# Math Help - Derivative Help

1. ## Derivative Help

Hi, Im a total newb at Calculus, Im only in Triginometry in my school, but Im trying to self-learn Calculus, and im having trouble understanding this concept of derivatives. I understand that it is the tangent of a line, and I also understand how to find them the long way using, $\frac{f(x+h) - f(x)}{h}$

But my question is, is there any shortcut to finding a derivative, like in the function $f(x) = x^n$ the derivative is simply $f^1(x) = nx^n-1$, but what do I do for the bigger ones such as $f(x) = x^2 + 2x$, is there any shortcut there?
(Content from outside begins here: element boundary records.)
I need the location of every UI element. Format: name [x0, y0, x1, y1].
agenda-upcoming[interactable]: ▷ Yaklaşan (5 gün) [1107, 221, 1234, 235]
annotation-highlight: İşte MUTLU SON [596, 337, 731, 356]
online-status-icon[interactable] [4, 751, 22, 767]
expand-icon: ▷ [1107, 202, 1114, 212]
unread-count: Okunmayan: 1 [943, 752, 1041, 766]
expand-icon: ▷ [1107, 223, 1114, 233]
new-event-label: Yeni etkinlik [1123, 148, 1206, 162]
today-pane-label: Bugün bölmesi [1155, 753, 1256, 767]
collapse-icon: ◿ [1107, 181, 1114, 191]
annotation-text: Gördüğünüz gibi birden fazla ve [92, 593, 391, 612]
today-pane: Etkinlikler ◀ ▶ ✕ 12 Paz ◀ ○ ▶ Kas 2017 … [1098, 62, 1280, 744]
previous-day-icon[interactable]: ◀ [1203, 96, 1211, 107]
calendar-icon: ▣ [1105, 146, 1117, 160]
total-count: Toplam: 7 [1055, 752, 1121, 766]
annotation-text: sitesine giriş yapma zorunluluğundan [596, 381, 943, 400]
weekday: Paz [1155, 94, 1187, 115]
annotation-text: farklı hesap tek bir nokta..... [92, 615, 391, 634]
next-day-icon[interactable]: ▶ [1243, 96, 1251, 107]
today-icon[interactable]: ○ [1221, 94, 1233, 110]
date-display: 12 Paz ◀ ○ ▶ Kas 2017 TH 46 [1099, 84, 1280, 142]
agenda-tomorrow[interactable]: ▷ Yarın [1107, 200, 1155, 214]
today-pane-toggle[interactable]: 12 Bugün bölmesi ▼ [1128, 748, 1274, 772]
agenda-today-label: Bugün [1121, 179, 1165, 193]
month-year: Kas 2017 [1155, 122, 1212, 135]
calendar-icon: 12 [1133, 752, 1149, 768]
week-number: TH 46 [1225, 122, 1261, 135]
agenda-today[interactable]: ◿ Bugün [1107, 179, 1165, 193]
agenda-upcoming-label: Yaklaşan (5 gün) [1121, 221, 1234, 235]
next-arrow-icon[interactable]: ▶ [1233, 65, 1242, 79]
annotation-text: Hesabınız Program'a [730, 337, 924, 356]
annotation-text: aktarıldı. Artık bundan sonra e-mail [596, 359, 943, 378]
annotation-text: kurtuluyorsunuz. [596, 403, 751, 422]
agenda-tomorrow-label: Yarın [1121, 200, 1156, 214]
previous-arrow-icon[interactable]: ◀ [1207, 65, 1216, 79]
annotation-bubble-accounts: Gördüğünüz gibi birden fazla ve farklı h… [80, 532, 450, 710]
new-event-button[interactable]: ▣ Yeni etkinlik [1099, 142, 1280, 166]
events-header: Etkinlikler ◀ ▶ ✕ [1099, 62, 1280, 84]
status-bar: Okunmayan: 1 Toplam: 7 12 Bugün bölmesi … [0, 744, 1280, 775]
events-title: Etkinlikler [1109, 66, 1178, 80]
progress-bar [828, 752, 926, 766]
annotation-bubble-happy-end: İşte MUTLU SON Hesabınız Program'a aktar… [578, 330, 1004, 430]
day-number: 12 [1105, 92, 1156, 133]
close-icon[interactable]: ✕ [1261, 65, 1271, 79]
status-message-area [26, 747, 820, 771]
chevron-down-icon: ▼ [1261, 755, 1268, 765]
I already found the derivative of $f(x) = x^2 + 2x$ which is $\frac{x^2 + 2x}{-4x}$

So please tell me if you know any shortcuts to finding the derivatives of a function such as $f(x) = x^2 + 2x$. Thanks!
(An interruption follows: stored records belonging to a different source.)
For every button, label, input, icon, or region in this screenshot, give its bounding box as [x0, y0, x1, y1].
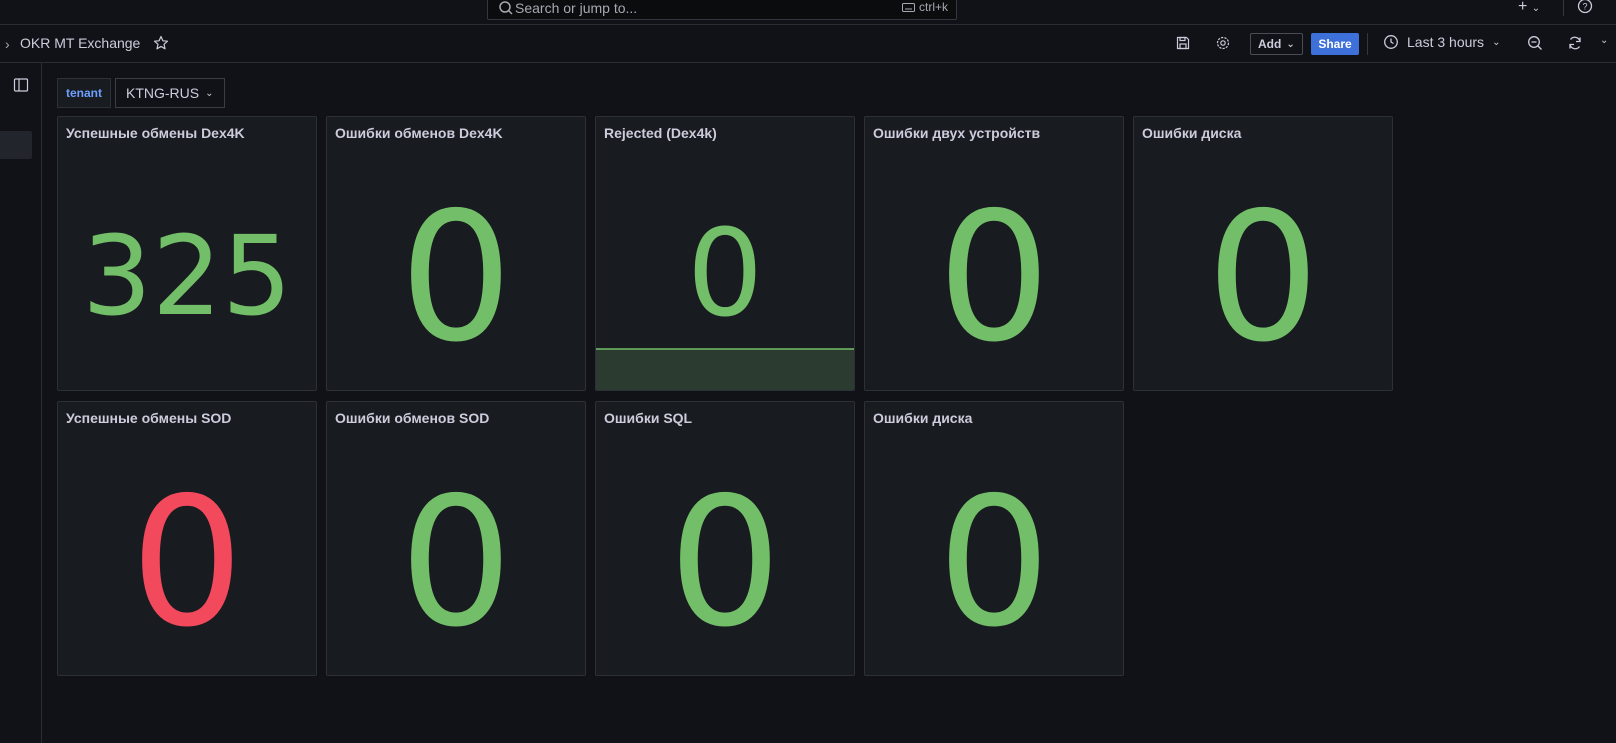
stat-value: 0: [937, 459, 1051, 666]
dashboard-navbar: › OKR MT Exchange Add ⌄ Share Last 3 hou…: [0, 25, 1616, 63]
keyboard-icon: [901, 2, 915, 12]
zoom-out-icon[interactable]: [1527, 35, 1543, 51]
chevron-down-icon: ⌄: [205, 87, 214, 99]
stat-panel[interactable]: Успешные обмены Dex4K 325: [57, 116, 317, 391]
top-bar: Search or jump to... ctrl+k + ⌄ ?: [0, 0, 1616, 25]
panel-title: Успешные обмены Dex4K: [66, 125, 245, 141]
sidebar: [0, 63, 42, 743]
search-shortcut-label: ctrl+k: [918, 0, 948, 14]
help-icon[interactable]: ?: [1577, 0, 1593, 14]
stat-panel[interactable]: Ошибки диска 0: [1133, 116, 1393, 391]
breadcrumb-chevron-icon: ›: [5, 36, 10, 52]
stat-panel[interactable]: Ошибки SQL 0: [595, 401, 855, 676]
refresh-interval-chevron-icon[interactable]: ⌄: [1600, 35, 1608, 46]
star-icon[interactable]: [153, 35, 169, 51]
panel-title: Ошибки диска: [1142, 125, 1242, 141]
stat-value: 0: [130, 459, 244, 666]
stat-value: 0: [937, 174, 1051, 381]
sidebar-active-item[interactable]: [0, 131, 32, 159]
panel-title: Rejected (Dex4k): [604, 125, 717, 141]
time-range-picker[interactable]: Last 3 hours ⌄: [1383, 34, 1500, 50]
panel-title: Ошибки обменов Dex4K: [335, 125, 503, 141]
variable-value: KTNG-RUS: [126, 85, 200, 101]
stat-panel[interactable]: Ошибки обменов Dex4K 0: [326, 116, 586, 391]
stat-panel[interactable]: Ошибки диска 0: [864, 401, 1124, 676]
share-button[interactable]: Share: [1311, 33, 1359, 55]
panel-title: Ошибки диска: [873, 410, 973, 426]
variables-bar: tenant KTNG-RUS ⌄: [57, 78, 225, 108]
new-menu-button[interactable]: + ⌄: [1518, 0, 1548, 18]
gear-icon[interactable]: [1215, 35, 1231, 51]
panel-title: Ошибки SQL: [604, 410, 693, 426]
divider: [1563, 0, 1564, 16]
stat-panel[interactable]: Успешные обмены SOD 0: [57, 401, 317, 676]
search-icon: [499, 1, 513, 15]
variable-label-tenant: tenant: [57, 78, 111, 108]
variable-select-tenant[interactable]: KTNG-RUS ⌄: [115, 78, 225, 108]
svg-text:?: ?: [1582, 2, 1587, 12]
search-shortcut: ctrl+k: [901, 0, 948, 14]
panel-title: Успешные обмены SOD: [66, 410, 232, 426]
stat-panel[interactable]: Ошибки обменов SOD 0: [326, 401, 586, 676]
time-range-label: Last 3 hours: [1407, 34, 1485, 50]
add-button[interactable]: Add ⌄: [1250, 33, 1303, 55]
panel-title: Ошибки двух устройств: [873, 125, 1041, 141]
chevron-down-icon: ⌄: [1531, 3, 1541, 14]
stat-panel[interactable]: Ошибки двух устройств 0: [864, 116, 1124, 391]
dock-menu-icon[interactable]: [13, 77, 29, 93]
plus-icon: +: [1518, 0, 1528, 15]
save-icon[interactable]: [1175, 35, 1191, 51]
stat-value: 325: [82, 212, 292, 340]
stat-panel[interactable]: Rejected (Dex4k) 0: [595, 116, 855, 391]
stat-value: 0: [668, 459, 782, 666]
panel-title: Ошибки обменов SOD: [335, 410, 490, 426]
chevron-down-icon: ⌄: [1492, 36, 1501, 48]
search-bar[interactable]: Search or jump to... ctrl+k: [487, 0, 957, 20]
stat-value: 0: [1206, 174, 1320, 381]
chevron-down-icon: ⌄: [1286, 38, 1295, 50]
clock-icon: [1384, 35, 1398, 49]
stat-value: 0: [399, 459, 513, 666]
search-placeholder: Search or jump to...: [515, 0, 638, 16]
stat-value: 0: [686, 205, 764, 344]
refresh-icon[interactable]: [1567, 35, 1583, 51]
breadcrumb-dashboard-title[interactable]: OKR MT Exchange: [20, 35, 140, 51]
divider: [1367, 33, 1368, 55]
sparkline: [596, 348, 854, 390]
add-button-label: Add: [1258, 37, 1282, 51]
stat-value: 0: [399, 174, 513, 381]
P.S - Please dont use any big calculus words - im only in triginometry!

2. Originally Posted by gs.sh11
Hi, Im a total newb at Calculus, Im only in Triginometry in my school, but Im trying to self-learn Calculus, and im having trouble understanding this concept of derivatives. I understand that it is the tangent of a line, and I also understand how to find them the long way using, $\frac{f(x+h) - f(x)}{h}$

But my question is, is there any shortcut to finding a derivative, like in the function $f(x) = x^n$ the derivative is simply $f^1(x) = nx^n-1$, but what do I do for the bigger ones such as $f(x) = x^2 + 2x$, is there any shortcut there? I already found the derivative of $f(x) = x^2 + 2x$ which is $\frac{x^2 + 2x}{-4x}$

So please tell me if you know any shortcuts to finding the derivatives of a function such as $f(x) = x^2 + 2x$. Thanks!

P.S - Please dont use any big calculus words - im only in triginometry!
The derivative of $f(x) = x^2 + 2x$ is not what you said it was.
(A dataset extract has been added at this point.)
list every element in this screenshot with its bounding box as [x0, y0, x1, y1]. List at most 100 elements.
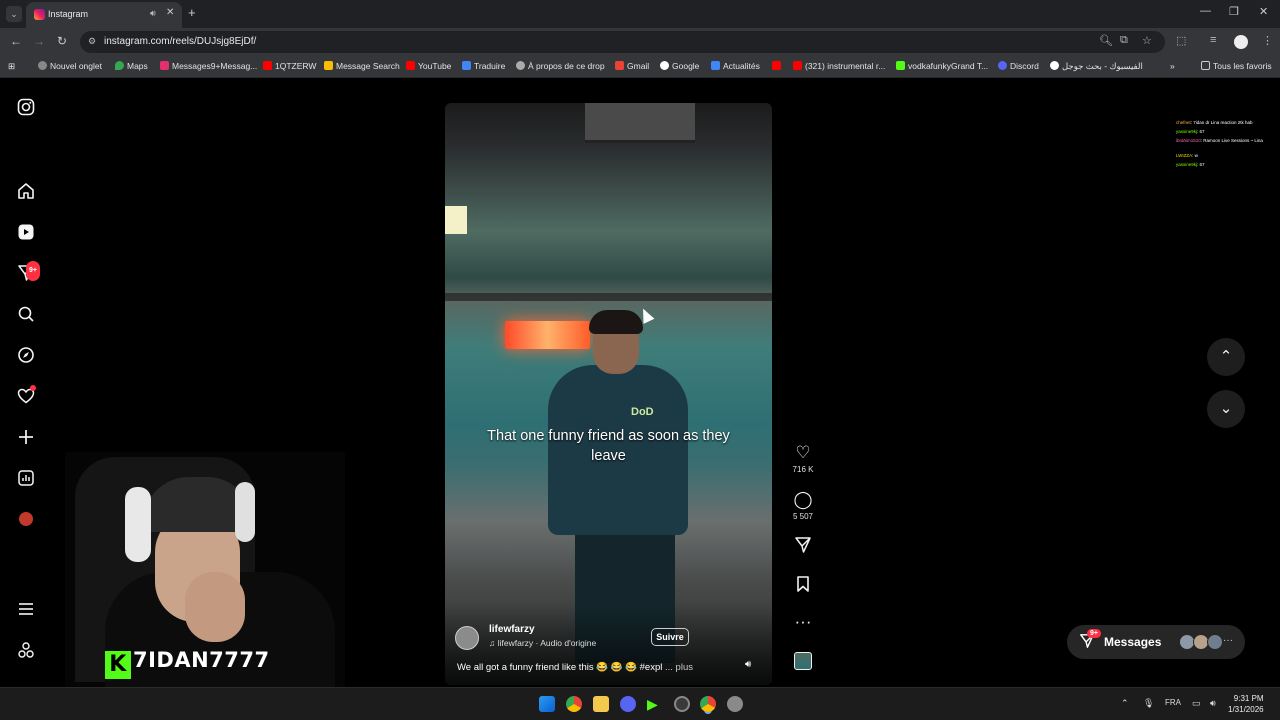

You said that you knew that $x^n$ differentiates to $nx^{n-1}$, and that's the only rule you need to know to differentiate the function you gave.

Because differentiation is a linear operator, you can break the function up into little parts, and differentiate them separately, and then add them back together at the end.

So first of all, find the derivative of $x^2$, which you know to be $2x$, then find the derivative of $2x$. Now, you can do that using the same rule because $x = x^1$. So the derivative of 2x is simply $2 \times (1 \times x ^{1 -1 }) = 2 \times x^0 = 2 \times 1 = 2$

So to conclude, the derivative of $x^2$ is $2x$, and the derivative of $2x$ is $2$, therefore, the derivative of $x^2 + 2x$ is $2x + 2$.

Doing it the 'long way', you should have this:

$\displaystyle f'(x) =\lim_{h \to 0} \frac{f(x+h) - f(x)}{h} = \lim_{h \to 0} \frac{(x+h)^2 + 2(x+h) - x^2 - 2x}{h}$

$= \lim_{h \to 0} \frac{x^2 + 2xh + h^2 + 2x +2h - x^2 - 2x }{h} = \lim_{h \to 0} \frac{ 2xh+ h^2+2h }{h}$

$= \lim_{h \to 0} 2x +h+2 = 2x + 2$

3. Thankyou very much!! I understand this now!